NOTES | ccPDP4 IDN Confusing Similarity Subgroup (#5) | 24 May 2022 at 13:00 UTC.

1 Welcome and roll call

Welcome by Kenny

Apology by Anil

2 Administrative Items

a. IDN EPDP Update

Bart: last week they dealt with the base for comparison. What is the scope of a CS review? They have additional issues: other kinds of similarity. They work through the issues with smaller WGs.

Could someone please confirm or correct what I said?

Pitinan: correct. String similarity in smaller group to discuss the examples. Scope being discussed in 3 levels: applied for string, applied for and allocatable set, blocked variants and allocatable variants. The main group talks about the next charter question, which is the objection process.

Bart: objection process is not in ccPDP4

b. Sessions at ICANN74

Tuesday, 14 June 2022

• ccNSO: Policy Update | 11:15-12:30 UTC

• ccPDP4 IDN Meeting | 14:30-15:30 UTC

The ccNSO is planning a policy session for ICANN74 to showcase its work. Two ccNSO PDP (ccPDP) working groups will provide updates on their progress and seek input. Both working groups will also hold their respective sessions during ICANN74.

Third ccPDP on the Retirement of ccTLDs (ccPDP3) | The ccPDP3 working group has identified which decisions related to the retirement of a country code top-level domain (ccTLD) that should be subject to consideration by the group and explored requirements for the review mechanism. The working group is considering various requirements for approval, including the bindingness of the review mechanism.

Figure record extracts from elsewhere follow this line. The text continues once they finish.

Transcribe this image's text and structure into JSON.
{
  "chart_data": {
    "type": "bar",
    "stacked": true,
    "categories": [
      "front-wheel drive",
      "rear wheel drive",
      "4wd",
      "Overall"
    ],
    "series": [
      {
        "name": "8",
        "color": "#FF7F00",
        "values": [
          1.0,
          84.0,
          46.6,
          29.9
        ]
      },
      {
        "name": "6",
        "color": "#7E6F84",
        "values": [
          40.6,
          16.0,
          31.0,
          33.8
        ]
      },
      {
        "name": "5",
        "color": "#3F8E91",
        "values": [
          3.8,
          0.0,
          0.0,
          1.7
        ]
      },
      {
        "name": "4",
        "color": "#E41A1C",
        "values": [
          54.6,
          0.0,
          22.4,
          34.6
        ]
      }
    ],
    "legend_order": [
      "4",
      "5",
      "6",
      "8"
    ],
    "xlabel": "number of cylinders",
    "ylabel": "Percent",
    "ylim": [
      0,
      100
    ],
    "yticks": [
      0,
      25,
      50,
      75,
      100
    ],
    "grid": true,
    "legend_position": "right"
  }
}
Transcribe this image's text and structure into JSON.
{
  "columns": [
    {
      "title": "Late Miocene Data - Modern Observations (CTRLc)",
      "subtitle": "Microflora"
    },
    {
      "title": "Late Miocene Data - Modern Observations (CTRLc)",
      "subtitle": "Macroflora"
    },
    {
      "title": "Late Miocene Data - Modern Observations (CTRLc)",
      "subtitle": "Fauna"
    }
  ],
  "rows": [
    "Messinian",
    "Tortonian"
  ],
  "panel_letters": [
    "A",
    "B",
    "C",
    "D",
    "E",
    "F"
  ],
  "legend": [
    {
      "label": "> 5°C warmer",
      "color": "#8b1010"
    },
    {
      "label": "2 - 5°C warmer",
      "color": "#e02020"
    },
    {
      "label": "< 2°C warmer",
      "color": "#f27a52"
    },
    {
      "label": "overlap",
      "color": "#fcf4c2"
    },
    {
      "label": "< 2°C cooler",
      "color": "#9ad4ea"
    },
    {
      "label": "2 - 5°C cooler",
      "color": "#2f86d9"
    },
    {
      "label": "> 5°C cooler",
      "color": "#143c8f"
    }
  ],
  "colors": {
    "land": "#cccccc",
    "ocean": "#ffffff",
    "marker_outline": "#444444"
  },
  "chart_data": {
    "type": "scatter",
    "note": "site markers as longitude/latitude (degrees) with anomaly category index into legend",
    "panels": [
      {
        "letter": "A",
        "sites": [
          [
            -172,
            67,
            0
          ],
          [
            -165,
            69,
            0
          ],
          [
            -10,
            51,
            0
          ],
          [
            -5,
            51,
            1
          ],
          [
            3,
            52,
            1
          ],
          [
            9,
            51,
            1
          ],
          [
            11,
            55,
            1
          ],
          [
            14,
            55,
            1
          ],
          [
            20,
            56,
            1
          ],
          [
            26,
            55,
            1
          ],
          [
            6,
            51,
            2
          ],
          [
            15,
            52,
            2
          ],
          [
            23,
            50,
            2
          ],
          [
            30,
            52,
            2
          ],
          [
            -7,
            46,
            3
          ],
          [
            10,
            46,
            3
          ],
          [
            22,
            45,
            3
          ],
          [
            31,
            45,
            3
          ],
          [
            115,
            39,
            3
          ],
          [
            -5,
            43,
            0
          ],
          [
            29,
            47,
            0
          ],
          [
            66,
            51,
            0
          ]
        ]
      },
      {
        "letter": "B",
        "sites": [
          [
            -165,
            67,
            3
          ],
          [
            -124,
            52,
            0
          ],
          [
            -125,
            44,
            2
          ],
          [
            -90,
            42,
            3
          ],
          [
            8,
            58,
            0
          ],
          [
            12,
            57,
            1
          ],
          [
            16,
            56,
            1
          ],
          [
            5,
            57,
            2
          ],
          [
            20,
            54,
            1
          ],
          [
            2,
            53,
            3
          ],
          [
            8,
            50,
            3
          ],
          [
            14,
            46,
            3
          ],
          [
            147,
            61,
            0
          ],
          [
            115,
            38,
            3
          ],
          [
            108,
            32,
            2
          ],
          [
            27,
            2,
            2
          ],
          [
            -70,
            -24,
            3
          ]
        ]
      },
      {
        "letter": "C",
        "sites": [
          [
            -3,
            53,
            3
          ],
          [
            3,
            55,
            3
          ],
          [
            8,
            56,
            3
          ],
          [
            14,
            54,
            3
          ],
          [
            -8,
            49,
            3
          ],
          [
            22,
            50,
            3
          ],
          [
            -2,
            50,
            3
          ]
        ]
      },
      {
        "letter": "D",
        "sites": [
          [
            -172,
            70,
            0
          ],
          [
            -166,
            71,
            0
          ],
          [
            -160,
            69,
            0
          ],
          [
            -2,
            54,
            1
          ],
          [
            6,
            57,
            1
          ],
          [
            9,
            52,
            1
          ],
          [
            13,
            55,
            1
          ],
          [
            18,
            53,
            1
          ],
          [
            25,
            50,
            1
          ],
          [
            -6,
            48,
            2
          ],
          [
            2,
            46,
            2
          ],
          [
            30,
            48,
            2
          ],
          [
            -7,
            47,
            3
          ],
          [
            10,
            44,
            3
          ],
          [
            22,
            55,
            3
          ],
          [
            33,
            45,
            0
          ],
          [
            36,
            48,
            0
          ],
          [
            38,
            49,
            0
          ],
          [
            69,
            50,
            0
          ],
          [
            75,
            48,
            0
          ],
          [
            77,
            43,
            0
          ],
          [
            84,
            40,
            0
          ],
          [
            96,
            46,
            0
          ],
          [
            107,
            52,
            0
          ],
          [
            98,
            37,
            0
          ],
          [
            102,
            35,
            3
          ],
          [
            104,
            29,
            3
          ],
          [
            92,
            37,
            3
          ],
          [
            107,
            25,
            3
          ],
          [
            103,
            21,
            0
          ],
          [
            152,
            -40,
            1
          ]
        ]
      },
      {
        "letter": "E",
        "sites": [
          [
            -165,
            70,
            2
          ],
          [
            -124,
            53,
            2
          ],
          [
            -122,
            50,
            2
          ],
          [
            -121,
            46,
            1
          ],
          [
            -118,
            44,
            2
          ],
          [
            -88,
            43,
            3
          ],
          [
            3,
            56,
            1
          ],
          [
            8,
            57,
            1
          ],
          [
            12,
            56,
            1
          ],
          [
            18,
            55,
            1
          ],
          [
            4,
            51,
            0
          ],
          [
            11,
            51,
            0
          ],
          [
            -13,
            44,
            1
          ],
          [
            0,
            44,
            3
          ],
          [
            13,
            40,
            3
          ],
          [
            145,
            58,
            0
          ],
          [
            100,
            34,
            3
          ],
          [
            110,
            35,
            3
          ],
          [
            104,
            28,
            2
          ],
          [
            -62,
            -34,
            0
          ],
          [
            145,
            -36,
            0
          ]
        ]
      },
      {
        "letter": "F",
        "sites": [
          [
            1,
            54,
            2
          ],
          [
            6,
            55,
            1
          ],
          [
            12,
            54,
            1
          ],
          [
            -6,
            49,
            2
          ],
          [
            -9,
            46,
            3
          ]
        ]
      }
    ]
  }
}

The working group charter, work plan, and other relevant documents are available on its website and workspace.

Fourth ccPDP Working Group on the (de)selection of Internationalized Domain Name (IDN) ccTLD strings (ccPDP4) | The ccPDP4 working group completed its review and discussion of the 2013 policy proposals for the IDN ccTLD string selection process. The ccPDP4 consists of three subgroups: the variant management subgroup, the confusing similarity review subgroup, and the de-selection subgroup.
By ICANN74, all subgroups will have completed their initial proposals, or will be in the final phases of doing so. During ICANN74, the working group will hold a session to start the stress-testing of its draft policy recommendations. The working group charter, work plan, and other relevant documents are available on its website and workspace.

Bart: check full policy, once completed against scenarios. Do the results make sense, against the original intentions?

>>>> Definition of Stress Testing

Stress Testing is defined as:

Test the process as developed by applying the process to “corner case” situations and understand whether such a case results in an unwanted outcome or side effects.
If the outcome of that situation results in an unwanted outcome or side effects adjust Policy/Process as needed.

After completion of the draft process the Stress Testing was conducted through answering the following questions:

What is the outcome of this situation when the process is invoked?
Is the outcome of that situation/the result unwanted or are side effects unwanted/unacceptable?
Does the Policy/Process need to be adjusted/refined?

Bart: Shall I prepare draft slides for the 31 meeting?

Kenny: Yes, please. Lets also circulate with the WG members before we present it at ICANN74

Hadia: do you want to know more about string similarity review small teams? Meeting last wednesday. Pragmatic group. Avoid edge cases. Question if there is a chance to appeal decisions on string similarity. Out of scope. Limited appeals process. Edmun presented an edge SBC case. Strings that look alike, but are not variants. Group meets again on Wednesday. No examples that address the presented cases. 3 levels

Bart: The idea is that the groups stay informed about each other's process, and there is alignment between the 2. Some aspects do not apply to ccTLDs.

3. Basics Confusing Similarity Review – document v3

Discussion section 3. Base for comparison

Sarmad: question about conditions at top of the page.

3rd bullet. Are we also comparing them with gTLDs?

Bart: both ccTLDs and gTLDs? Hence TLDs. at this stage.

Bart: all delegated TLDs are different delegations. Therefore, all need to be included in the base for comparison. The discussion on allocatable or blocked is secondary for delegated TLDs.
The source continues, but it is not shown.